PALO ALTO, Calif. – Medical electronics companies face increasing hurdles getting funding and regulatory approval to bring new technologies to market, according to executives at a medical device event here.
"We're in a bit of a perfect storm right now with some of the worst things I've seen in 30 years," said Eamonn Hobbs, chief executive of DelCath Systems and chairman of the Medical Device Manufacturers Association (MDMA), host of the event.
As many as three-quarters of venture capitalists are exiting the health care field as the total pool of venture capital decreases and regulatory hurdles increase, said Kevin Wasserstein, managing director of Versant Ventures (Menlo Park, Calif.) which focuses on health care.
"Even entrepreneurs have started to retreat from pursing big ideas [in health care], and we risk as an industry evolving to incrementalism and safer projects," said Wasserstein.
Some of the about 100 medical devices executives gathered here complained about what they said was an increasingly conservative and slow-moving U.S. Food and Drug Administration.
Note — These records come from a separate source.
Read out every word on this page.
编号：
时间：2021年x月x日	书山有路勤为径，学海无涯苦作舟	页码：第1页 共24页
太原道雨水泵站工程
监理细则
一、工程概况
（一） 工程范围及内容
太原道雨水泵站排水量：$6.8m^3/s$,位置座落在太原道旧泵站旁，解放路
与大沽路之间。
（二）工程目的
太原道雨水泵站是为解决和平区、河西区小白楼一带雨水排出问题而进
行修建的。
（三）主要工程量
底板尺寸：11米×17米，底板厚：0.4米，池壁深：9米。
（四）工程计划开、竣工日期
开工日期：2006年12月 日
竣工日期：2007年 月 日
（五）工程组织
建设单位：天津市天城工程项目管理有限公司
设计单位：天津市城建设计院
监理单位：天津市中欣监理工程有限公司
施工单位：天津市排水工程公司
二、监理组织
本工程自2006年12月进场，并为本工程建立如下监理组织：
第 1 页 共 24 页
The chief executive of one medical device company said his product is approved for sale in Europe, but is still waiting on an FDA OK to begin clinical trials.
"The conversation in the hallways is about how we are off-shoring our medical innovation," said one attendee in a Q&A session with FDA principal deputy commissioner Joshua Sharfstein.
"We have people traveling to Europe for care, and some companies we work with aren’t even planning a U.S. market entry," said another attendee.
The German government is providing matching funds for health care projects, Ireland recently launched a $5 billion investment program and China had more health care companies go public than the U.S. last year, said Hobbs. "But the biggest market is still the U.S.," he said.
A third attendee said the implant sector is "in a tizzy" over new classifications under consideration for devices. "This puts us in a difficult position to raise funds or bring new products to market," he said.
"It's no secret the medical device program I inherited raised some concerns from industry, and some companies were caught in a real Kafka-esque experience," said Scharfstein, an Obama administration appointee to the FDA, speaking in a keynote talk.
Sharfstein rejected criticism the FDA is risk averse, but he did admit the agency's decisions can be inconsistent.
"We've done tests of reviewers where half said yes and half said no to the same application," he said. "That uncovers some real weakness--you don’t see many regulatory programs that look at themselves this honestly," he added.
The FDA aims to expand its technical resources and provide more proactive guidance. It is also in the middle of an effort to revise the so-called 510K process used by the vast majority of medical devices.
Scharfstein sketched out broad ideas in each area but provided few specifics in a talk here. "He said all the right things but it could take more than a year before we see any substantial changes," said Hobbs of the MDMA.
The FDA wants to create a scientific council of outside experts its reviewers can tap. It also is working with the National Institutes of Hesalth to develop grants to fund work improving so-called regulatory science.
"The FDA wants a network to rely on so its decisions wouldn't be a single person's opinion," Scharfstein said.
The agency also wants to provide more guidance documents to let industry pro-actively understand its thinking. However, it lacks funding to pull reviewers away from ther work to write such guidelines.
"That’s a big challenge for us," said Scharfstein.
Meanwhile the FDA has put out for public review reports with a wide range of recommendations for revising the 510K approval process used by more than 3,000 devices a year, according to some estimates.
"I understand people are very anxious about the changes we are considering," Scharfstein said. "The device program does have flaws but we are not throwing everything out," he said.
Hobbs and others called on medical device executives to lobby for changes in regulatory practices and health care policies.
"You have to go yourself as a CEO and press the flesh in Washington," Hobbs said. "If you don’t show up, things will happen you won’t feel happy about," he said.